Выбрать главу

— Пойдём, я провожу тебя, только оденусь, — кивнула Птичка и вышла в комнату.

После той ночи, когда Тим к ней привёл испуганную, со смертельным блеском в глазах Танюшу, жизнь Птички изменилась. Она будто глотнула чистого кислорода после долгого удушья. Ей необходимо было помочь брату и этой девушке, но не только.

То, что в ней жило долгое время, как бесплотная мечта в бестелесных формах, вдруг оформилось и возникло ясно перед глазами. Птичка поняла, что её путь не закончился ещё, и не нужно разгонять байк, направляя его в бетонную стену.

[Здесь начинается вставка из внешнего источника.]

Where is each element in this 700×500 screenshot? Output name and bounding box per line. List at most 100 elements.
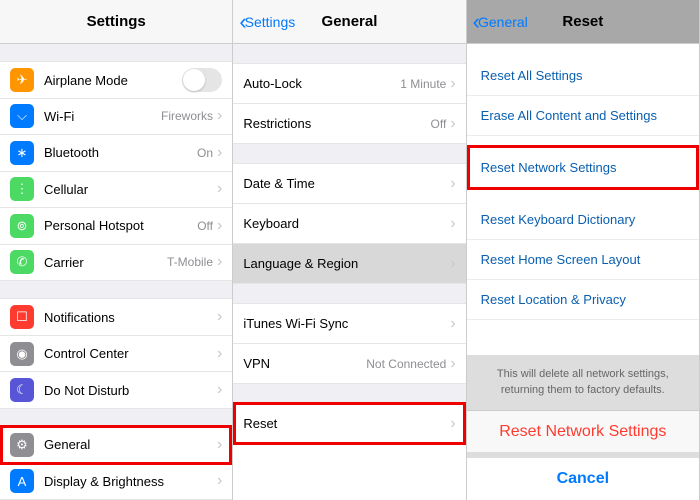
back-button[interactable]: ‹General — [473, 11, 528, 33]
section-gap — [233, 384, 465, 404]
chevron-right-icon: › — [217, 472, 222, 490]
row-label: Restrictions — [243, 116, 430, 131]
row-icon: ✈ — [10, 68, 34, 92]
chevron-right-icon: › — [217, 217, 222, 235]
settings-row[interactable]: ◉ Control Center› — [0, 336, 232, 372]
section-gap — [233, 44, 465, 64]
row-label: Reset — [243, 416, 450, 431]
chevron-right-icon: › — [217, 381, 222, 399]
row-label: VPN — [243, 356, 366, 371]
action-sheet: This will delete all network settings, r… — [467, 355, 699, 500]
row-label: Cellular — [44, 182, 217, 197]
section-gap — [233, 284, 465, 304]
row-icon: ⋮ — [10, 177, 34, 201]
row-label: Date & Time — [243, 176, 450, 191]
chevron-right-icon: › — [450, 255, 455, 273]
settings-row[interactable]: Keyboard› — [233, 204, 465, 244]
chevron-right-icon: › — [450, 315, 455, 333]
row-icon: ◉ — [10, 342, 34, 366]
row-value: Off — [431, 117, 447, 131]
section-gap — [0, 44, 232, 62]
row-value: Off — [197, 219, 213, 233]
chevron-right-icon: › — [217, 144, 222, 162]
settings-row[interactable]: A Display & Brightness› — [0, 464, 232, 500]
row-label: Wi-Fi — [44, 109, 161, 124]
toggle-switch[interactable] — [182, 68, 222, 92]
reset-option[interactable]: Reset All Settings — [467, 56, 699, 96]
row-value: T-Mobile — [167, 255, 213, 269]
settings-row[interactable]: RestrictionsOff› — [233, 104, 465, 144]
chevron-right-icon: › — [450, 355, 455, 373]
chevron-right-icon: › — [217, 180, 222, 198]
reset-option[interactable]: Reset Keyboard Dictionary — [467, 200, 699, 240]
row-label: Carrier — [44, 255, 167, 270]
row-label: Notifications — [44, 310, 217, 325]
reset-option[interactable]: Reset Network Settings — [467, 148, 699, 188]
settings-row[interactable]: Reset› — [233, 404, 465, 444]
settings-row[interactable]: ⌵ Wi-FiFireworks › — [0, 99, 232, 135]
row-label: Display & Brightness — [44, 474, 217, 489]
sheet-message: This will delete all network settings, r… — [467, 355, 699, 410]
row-icon: A — [10, 469, 34, 493]
row-value: Not Connected — [366, 357, 446, 371]
chevron-right-icon: › — [217, 345, 222, 363]
row-label: iTunes Wi-Fi Sync — [243, 316, 450, 331]
header-general: ‹Settings General — [233, 0, 465, 44]
row-label: Auto-Lock — [243, 76, 400, 91]
row-label: Personal Hotspot — [44, 218, 197, 233]
highlight-box — [467, 145, 699, 190]
sheet-cancel-button[interactable]: Cancel — [467, 458, 699, 500]
title: Reset — [562, 13, 603, 30]
title: Settings — [87, 13, 146, 30]
back-button[interactable]: ‹Settings — [239, 11, 295, 33]
settings-row[interactable]: ☐ Notifications› — [0, 299, 232, 335]
settings-row[interactable]: Auto-Lock1 Minute › — [233, 64, 465, 104]
sheet-confirm-button[interactable]: Reset Network Settings — [467, 410, 699, 452]
settings-row[interactable]: iTunes Wi-Fi Sync› — [233, 304, 465, 344]
settings-row[interactable]: ✆ CarrierT-Mobile › — [0, 245, 232, 281]
settings-row[interactable]: ✈ Airplane Mode — [0, 62, 232, 98]
row-value: On — [197, 146, 213, 160]
settings-row[interactable]: ⊚ Personal HotspotOff › — [0, 208, 232, 244]
chevron-right-icon: › — [217, 253, 222, 271]
chevron-right-icon: › — [450, 175, 455, 193]
settings-row[interactable]: ∗ BluetoothOn › — [0, 135, 232, 171]
row-icon: ⊚ — [10, 214, 34, 238]
settings-row[interactable]: ☾Do Not Disturb› — [0, 372, 232, 408]
settings-row[interactable]: ⋮ Cellular› — [0, 172, 232, 208]
row-label: Bluetooth — [44, 145, 197, 160]
row-value: 1 Minute — [400, 77, 446, 91]
header-settings: Settings — [0, 0, 232, 44]
row-icon: ⚙ — [10, 433, 34, 457]
row-icon: ☐ — [10, 305, 34, 329]
section-gap — [233, 144, 465, 164]
settings-row[interactable]: Language & Region› — [233, 244, 465, 284]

Не будет пустого и отчаянного существования, не будет тупой, жалящей надежды на смерть, потому что жить просто незачем, не будет боли и похорон. Всё это в дымном прошлом, о котором сейчас не стоило вспоминать. Оно было, вот и всё. Было. А впереди что-то другое.

Эта девочка — Таня… Птичка увидела себя со стороны. Она сходила с ума медленно от одиночества и безысходности, загнанная в тупик жизнью. Только у Птички было хуже — у неё не было надежды. Ей некому было помочь, освободить от нестерпимых мыслей о смерти.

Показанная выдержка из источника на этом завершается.